CIO, can you keep it straight? Artificial Intelligence vs. Machine Learning vs. Deep Learning vs. Data Sciences
You may be not the first CIO flummoxed by what seem to be interchangeably used words. Just recently the head of an industry vertical for a Top 6 consulting firm send me some thoughts he had penned about what he thought was Artificial Intelligence (AI) for a quick second look before he published them. I had to tell him, I guess to his chagrin, that the use case he was describing more aptly fit Machine Learning (ML) rather than AI. This because it primarily focused on predictions based on data.
The use of data (or big data) to drive predictive analytics is the domain of Machine Learning (ML). MIT Technology Review says: ML is beginning to deliver on the potential created by big data and analytics by turning raw data into useful, predictive tools for business. Innovation-minded business leaders are embracing ML as “the next big thing” and have already crafted ML strategies and initiatives that promise real benefits and return on investment (ROI).
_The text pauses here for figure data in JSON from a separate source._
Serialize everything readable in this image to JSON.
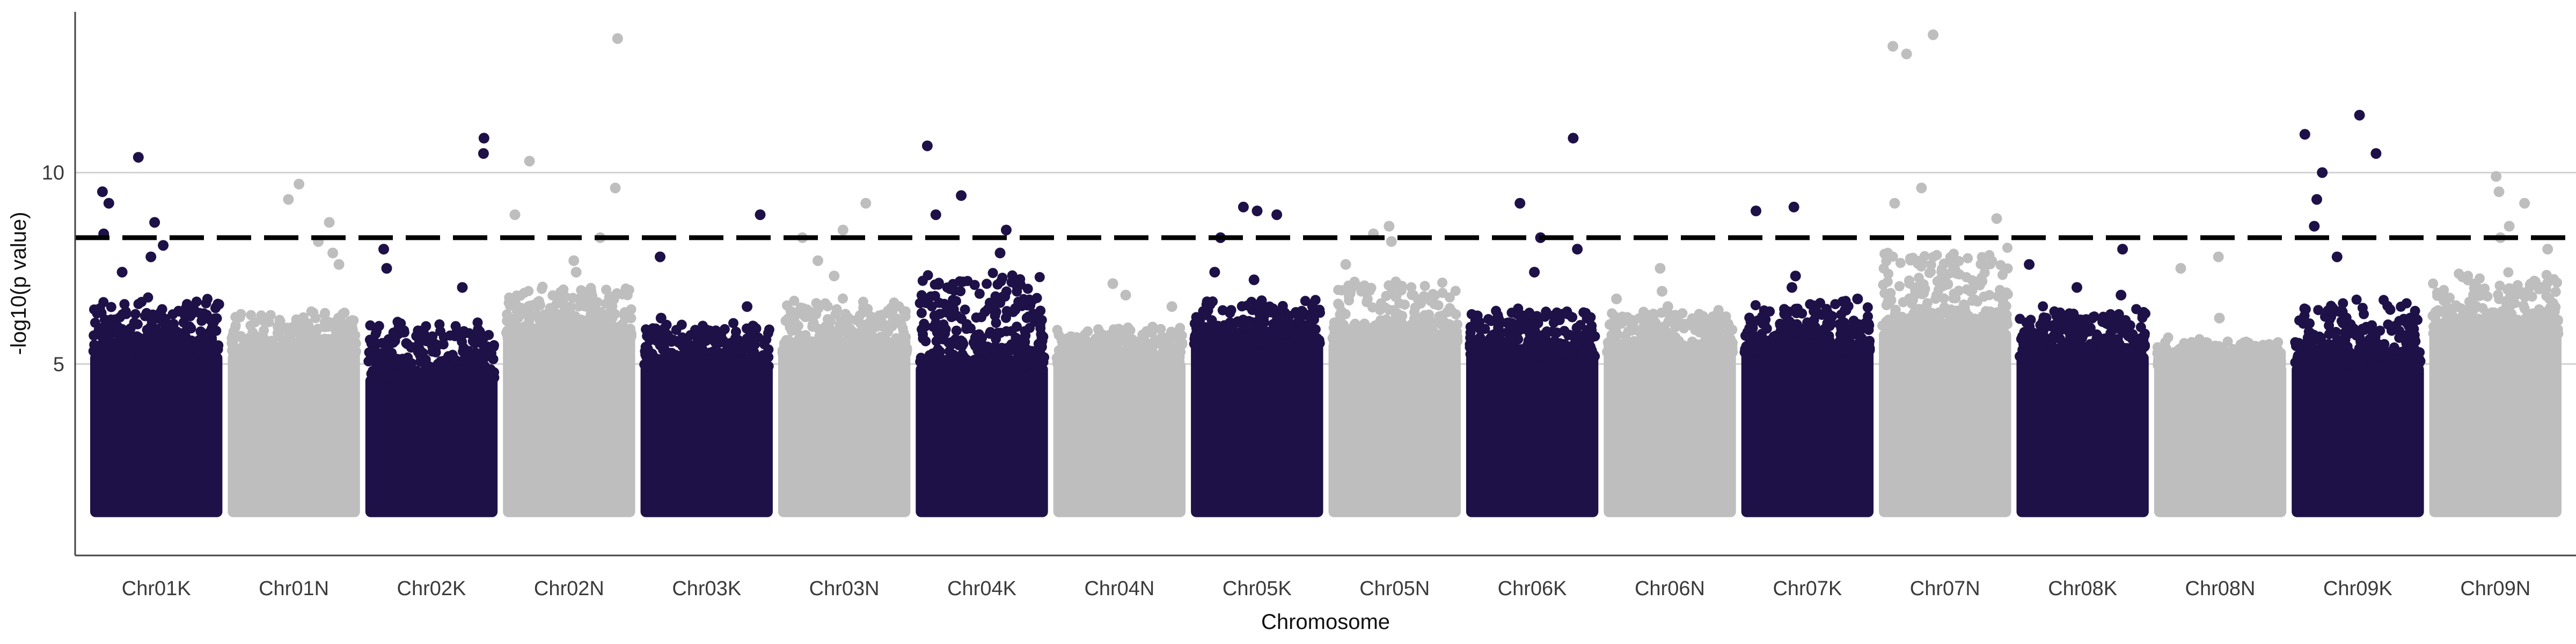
{
  "chart_data": {
    "type": "scatter",
    "title": "",
    "xlabel": "Chromosome",
    "ylabel": "-log10(p value)",
    "ylim": [
      0,
      14.2
    ],
    "y_ticks": [
      5,
      10
    ],
    "grid": "horizontal",
    "legend": "none",
    "threshold": 8.3,
    "colors": {
      "dark": "#1e1147",
      "light": "#bebebe"
    },
    "categories": [
      "Chr01K",
      "Chr01N",
      "Chr02K",
      "Chr02N",
      "Chr03K",
      "Chr03N",
      "Chr04K",
      "Chr04N",
      "Chr05K",
      "Chr05N",
      "Chr06K",
      "Chr06N",
      "Chr07K",
      "Chr07N",
      "Chr08K",
      "Chr08N",
      "Chr09K",
      "Chr09N"
    ],
    "chromosomes": [
      {
        "name": "Chr01K",
        "color": "dark",
        "base_max": 5.3,
        "cloud": 6.7,
        "peaks": [
          8.7,
          10.4,
          9.5,
          9.2,
          8.4,
          8.1,
          7.8,
          7.4
        ]
      },
      {
        "name": "Chr01N",
        "color": "light",
        "base_max": 5.3,
        "cloud": 6.3,
        "peaks": [
          9.7,
          9.3,
          8.7,
          8.2,
          7.9,
          7.6
        ]
      },
      {
        "name": "Chr02K",
        "color": "dark",
        "base_max": 4.7,
        "cloud": 6.0,
        "peaks": [
          10.9,
          10.5,
          8.0,
          7.5,
          7.0
        ]
      },
      {
        "name": "Chr02N",
        "color": "light",
        "base_max": 5.8,
        "cloud": 7.0,
        "peaks": [
          13.5,
          10.3,
          9.6,
          8.9,
          8.3,
          7.7,
          7.4
        ]
      },
      {
        "name": "Chr03K",
        "color": "dark",
        "base_max": 5.0,
        "cloud": 6.0,
        "peaks": [
          8.9,
          7.8,
          6.5,
          6.2
        ]
      },
      {
        "name": "Chr03N",
        "color": "light",
        "base_max": 5.4,
        "cloud": 6.6,
        "peaks": [
          9.2,
          8.5,
          8.3,
          7.7,
          7.3
        ]
      },
      {
        "name": "Chr04K",
        "color": "dark",
        "base_max": 5.0,
        "cloud": 7.4,
        "peaks": [
          10.7,
          9.4,
          8.9,
          8.5,
          7.9
        ]
      },
      {
        "name": "Chr04N",
        "color": "light",
        "base_max": 5.1,
        "cloud": 5.9,
        "peaks": [
          7.1,
          6.8,
          6.5
        ]
      },
      {
        "name": "Chr05K",
        "color": "dark",
        "base_max": 5.6,
        "cloud": 6.6,
        "peaks": [
          9.1,
          9.0,
          8.9,
          8.3,
          7.4,
          7.2
        ]
      },
      {
        "name": "Chr05N",
        "color": "light",
        "base_max": 5.6,
        "cloud": 7.1,
        "peaks": [
          8.6,
          8.4,
          8.2,
          7.6
        ]
      },
      {
        "name": "Chr06K",
        "color": "dark",
        "base_max": 5.3,
        "cloud": 6.4,
        "peaks": [
          10.9,
          9.2,
          8.3,
          8.0,
          7.4
        ]
      },
      {
        "name": "Chr06N",
        "color": "light",
        "base_max": 5.4,
        "cloud": 6.3,
        "peaks": [
          7.5,
          6.9,
          6.7,
          6.5
        ]
      },
      {
        "name": "Chr07K",
        "color": "dark",
        "base_max": 5.4,
        "cloud": 6.6,
        "peaks": [
          9.1,
          9.0,
          7.3,
          7.0,
          6.7
        ]
      },
      {
        "name": "Chr07N",
        "color": "light",
        "base_max": 5.9,
        "cloud": 8.0,
        "peaks": [
          13.6,
          13.3,
          13.1,
          9.6,
          9.2,
          8.8
        ]
      },
      {
        "name": "Chr08K",
        "color": "dark",
        "base_max": 5.3,
        "cloud": 6.4,
        "peaks": [
          8.0,
          7.6,
          7.0,
          6.8
        ]
      },
      {
        "name": "Chr08N",
        "color": "light",
        "base_max": 5.0,
        "cloud": 5.6,
        "peaks": [
          7.8,
          7.5,
          6.2
        ]
      },
      {
        "name": "Chr09K",
        "color": "dark",
        "base_max": 5.0,
        "cloud": 6.6,
        "peaks": [
          11.5,
          11.0,
          10.5,
          10.0,
          9.3,
          8.6,
          7.8
        ]
      },
      {
        "name": "Chr09N",
        "color": "light",
        "base_max": 5.9,
        "cloud": 7.3,
        "peaks": [
          9.9,
          9.5,
          9.2,
          8.6,
          8.3,
          8.0
        ]
      }
    ]
  }
}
AI would be something more dynamic and real-time –In my own industry - a Multi-function printer which is able to predict its own failure based on past data and current conditions would be using ML. But if it then uses that to perform a set of actions - initiate shut down or self-healing, notify users, order parts for break-fix would be more like AI (my take on this, not any official position).
CIOs need to sift through the maelstrom of acronyms and buzzwords accompanying technologies such as Artificial Intelligence, Machine Learning, Deep Learning , Data Sciences et al to get a laser focus on their distinctions and commonalities so that they can make appropriate choices to address business needs
Extending the thinking to say the chemical industry, AI could be a system which based on certain demand or environmental parameters dynamically and in real time changes the settings of reaction vessels to produce a different product mix more suited to the new conditions.
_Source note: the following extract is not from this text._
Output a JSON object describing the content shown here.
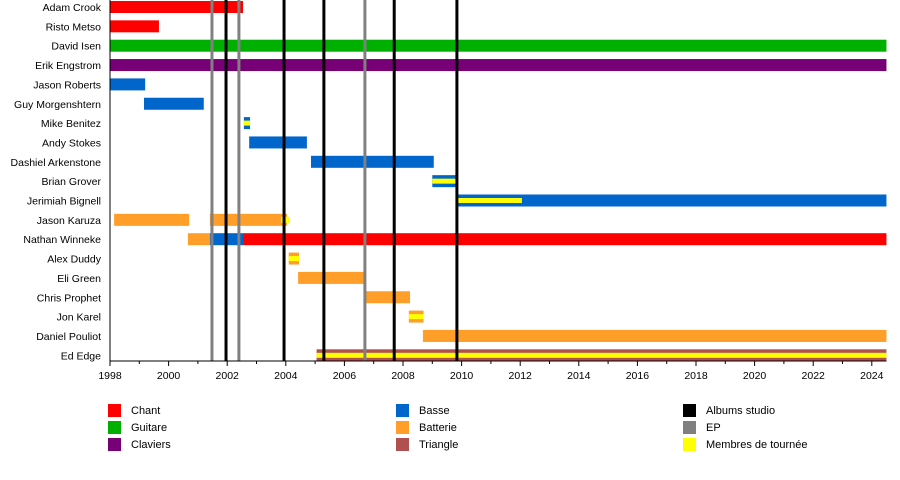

AI is something more akin to human intelligence, AI is what sparks questions like “what it really means to be human”
What are the common attributes that all modern Artificial Intelligence systems share? Former NASA Deputy Chief of AI at the Ames Research Center, Monte Zweben tells us 5 key attributes of modern AI systems:
1.) Data Ingestion - AI systems deal with voluminous amounts of data, often in excess of billions of records, coming in at high velocity.
2.) Adaptive - AI systems adapt to their environment with machine learning. They observe their results and learn to do better.
3.) Reactive - AI systems react to the changing conditions around them. Unlike traditional applications that are more batch-oriented (you schedule them, they run, store their results, and are then shut down), AI applications continuously monitor their inputs, often from streaming data platforms, and when certain conditions apply, they invoke procedures, rules, and behaviors, or compute scores and make decisions.
4.) Forward-Looking - AI systems don’t just react they often search through a space of possible scenarios to reach an effective goal. To do this, they are projecting multiple steps into the future.
5.) Concurrent - AI systems, just like traditional applications, must handle multiple people or systems interacting simultaneously. They use techniques adopted by those developing distributed systems in the fields of operating systems and databases.
Here’s another quick take on the distinction which I like from Barnard Marr : What Is The Difference Between Artificial Intelligence And Machine Learning?
The conversation becomes even more interesting when we add Deep Learning (DL) and Data Sciences to the mix. The best distinction of the boundaries and overlaps between all 4 comes from this pictorial representation which came to me from Prof. Ajay Anand, Deputy Director, Goergen Institute of Data Science at the University of Rochester:
These distinctions become relevant as increasingly CIOs get tasked with building the teams and infrastructure to deploy these capabilities within organizations. Vendors and technology partners may often position themselves as having overarching competence over all four. However, there are many niche players with core competence in one or the other.
Why is this important?
As Forrester describes: We find that, to stay ahead, CIOs, CTOs, CDOs, and other executives integrating leading-edge technologies into their companies’ operations and business models must turn their attention to automation technologies, including intelligent machines, robotic process automation (RPA) bots, artificial intelligence, and physical robotics.
By raising the importance of automation as a discipline within the organization, CIOs can turn automation into a strategic competency — and a source of business model differentiation.
And this “automation” will be built on the pillars of Artificial Intelligence, Machine Learning, Deep Learning , Data Sciences et al.